Le roi, frappé d’impressions lugubres, ce qu’il redoutait le plus au monde, eût bien voulu repartir pour Paris ; mais la reine mère s’opposa à ce départ, et force fut à la cour de demeurer au château.

Les médecins arrivèrent en foule ; Miron seul devina la cause du mal, et jugea sa gravité ; mais il était trop bon courtisan pour ne pas taire la vérité, surtout lorsqu’il eut consulté les regards de Catherine.

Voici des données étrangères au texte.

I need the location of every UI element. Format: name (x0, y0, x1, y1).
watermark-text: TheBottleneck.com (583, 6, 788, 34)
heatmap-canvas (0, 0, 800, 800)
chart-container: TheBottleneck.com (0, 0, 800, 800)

On l’interrogeait de toutes parts, et il répondait que certainement M. le duc d’Anjou avait éprouvé de grands chagrins et essuyé un violent choc.

Il ne se compromit donc pas, ce qui est fort difficile en pareil cas. Lorsque Henri III lui demanda de répondre affirmativement ou négativement à cette question :

— Le duc vivra-t-il ?

— Dans trois jours, je le dirai à Votre Majesté, répliqua le médecin.

— Et à moi, que me direz-vous ? fit Catherine à voix basse.

— À vous, Madame, c’est différent ; je répondrai sans hésitation.

— Quoi ?

— Que Votre Majesté m’interroge.

— Quel jour mon fils sera-t-il mort, Miron ?

— Demain au soir, Madame.

— Si tôt !

— Ah ! Madame, murmura le médecin, la dose était aussi par trop forte.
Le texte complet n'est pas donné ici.